We are told that Miguel and a group of friends play soccer during recess each day. More students join them to play. The table below shows the relationship between the number of students joining Miguel and his friends and the total number of students playing soccer.

So let's see. On Monday, seven students joined, and then there are 14 students playing soccer. Six on Tuesday, six students joined, 13 students playing soccer.

All right, I think I get what's happening. What type of relationship exists between the number of students joining and the total number of students playing soccer? And if we look at the choices, it looks like they're trying to figure out whether it's a multiplicative relationship or an additive relationship. A multiplicative relationship means one variable will always be the same number times the other variable. In an additive relationship, it'll always be the same difference. Or if you start with one variable, you could always add the same amount to get to the other variable.

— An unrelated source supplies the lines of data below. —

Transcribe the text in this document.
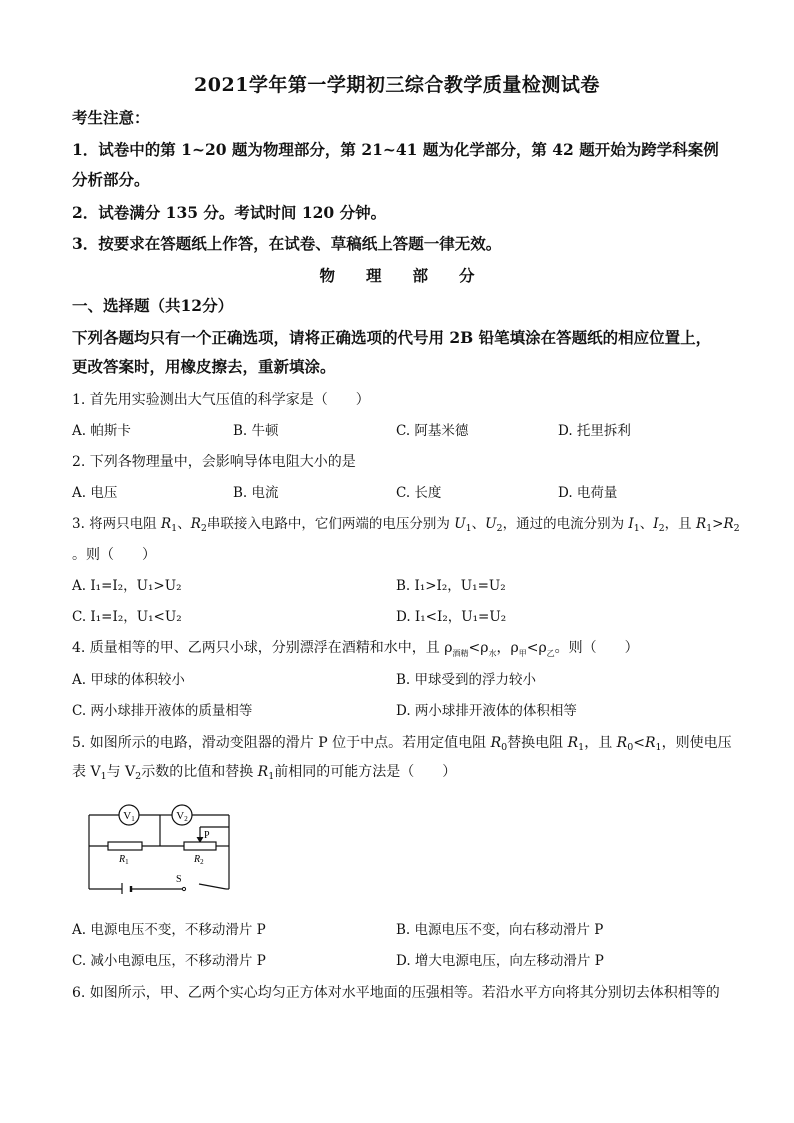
2021学年第一学期初三综合教学质量检测试卷
考生注意：
1．试卷中的第 1~20 题为物理部分，第 21~41 题为化学部分，第 42 题开始为跨学科案例
分析部分。
2．试卷满分 135 分。考试时间 120 分钟。
3．按要求在答题纸上作答，在试卷、草稿纸上答题一律无效。
物　　理　　部　　分
一、选择题（共12分）
下列各题均只有一个正确选项，请将正确选项的代号用 2B 铅笔填涂在答题纸的相应位置上，
更改答案时，用橡皮擦去，重新填涂。
1. 首先用实验测出大气压值的科学家是（　　）
A. 帕斯卡	B. 牛顿	C. 阿基米德	D. 托里拆利
2. 下列各物理量中，会影响导体电阻大小的是
A. 电压	B. 电流	C. 长度	D. 电荷量
3. 将两只电阻 $R_1$、$R_2$串联接入电路中，它们两端的电压分别为 $U_1$、$U_2$，通过的电流分别为 $I_1$、$I_2$，且 $R_1>R_2$
。则（　　）
A. I₁=I₂，U₁>U₂	B. I₁>I₂，U₁=U₂
C. I₁=I₂，U₁<U₂	D. I₁<I₂，U₁=U₂
4. 质量相等的甲、乙两只小球，分别漂浮在酒精和水中，且 $\rho_{酒精}<\rho_水$，$\rho_甲<\rho_乙$。则（　　）
A. 甲球的体积较小	B. 甲球受到的浮力较小
C. 两小球排开液体的质量相等	D. 两小球排开液体的体积相等
5. 如图所示的电路，滑动变阻器的滑片 P 位于中点。若用定值电阻 $R_0$替换电阻 $R_1$，且 $R_0<R_1$，则使电压
表 $V_1$与 $V_2$示数的比值和替换 $R_1$前相同的可能方法是（　　）
V1	V2
P
$R_1$	$R_2$
S
A. 电源电压不变，不移动滑片 P	B. 电源电压不变，向右移动滑片 P
C. 减小电源电压，不移动滑片 P	D. 增大电源电压，向左移动滑片 P
6. 如图所示，甲、乙两个实心均匀正方体对水平地面的压强相等。若沿水平方向将其分别切去体积相等的
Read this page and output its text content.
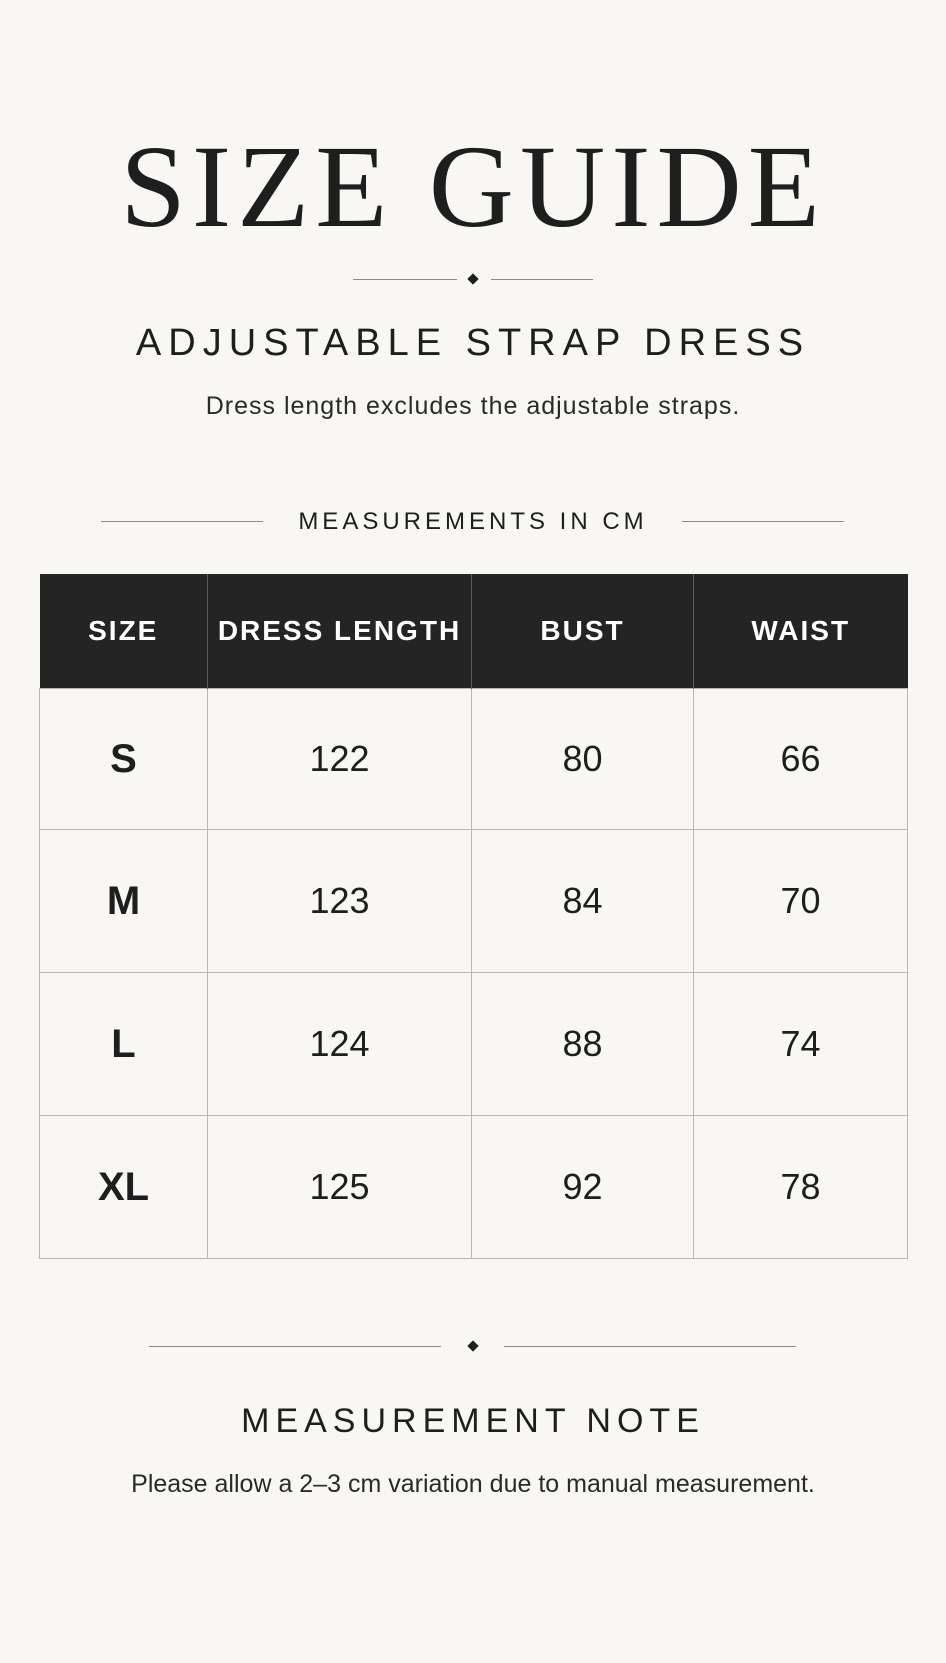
SIZE GUIDE
ADJUSTABLE STRAP DRESS
Dress length excludes the adjustable straps.
MEASUREMENTS IN CM
SIZE	DRESS LENGTH	BUST	WAIST
S	122	80	66
M	123	84	70
L	124	88	74
XL	125	92	78
MEASUREMENT NOTE
Please allow a 2–3 cm variation due to manual measurement.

So pause this video and think about is this a multiplicative relationship? I always have trouble saying multiplicative. Is it multiplicative or is it additive, and why? Well, let's see. If we first think this might be multiplicative, then we go, we could say 7 * 2 is 14, but then 6 * 2 would be 12, which isn't what we see here. So it definitely doesn't look multiplicative.

Let's see if it's additive. 7 + 7 + 7 would be 14. 6 + 7 is 13. 11 + 7 is 18. 4 + 7 is 11. So it looks like additive, where you start with a number of students joining, and you can add seven every time to get the total number of students playing.

So it is an additive relationship. We can rule out these first two choices. The relationship is additive because the pattern is to add seven to the number of students joining in order to get the total number of students playing. Yep, I think that's right. The relationship is additive because the number of students joining is less than the total number of students playing soccer.

No, just that alone wouldn't make it additive. It has to be the same difference; you can start with one variable and add the same amount. Let's do another example here.

So they tell us each day a baker makes multiple batches of cookies. We see the relationship on different days between the number of batches made and total number of cookies, and they're essentially asking us the same thing. So pause this video and think about this. Is this multiplicative or is it additive?

Well, let's see. Let's try multiplicative. Five; to get from 5 to 30, you can multiply by 6. 8 * 6 is 48. 9 * 6 is 54. 12 * 6 is 72. So it's pretty clear that it is multiplicative. You could try to add the same amount to these, but you're not. If you say 5 + 25 is 30, but 8 + 25 is not 48, so it's definitely, definitely multiplicative.

So it's multiplicative because the pattern is to multiply the number of batches by six in order to get the total number of cookies. Yep, that looks right. This B isn't right because you're not multiplying by eight. If you multiplied by eight, you would go from five to 40. So we are done.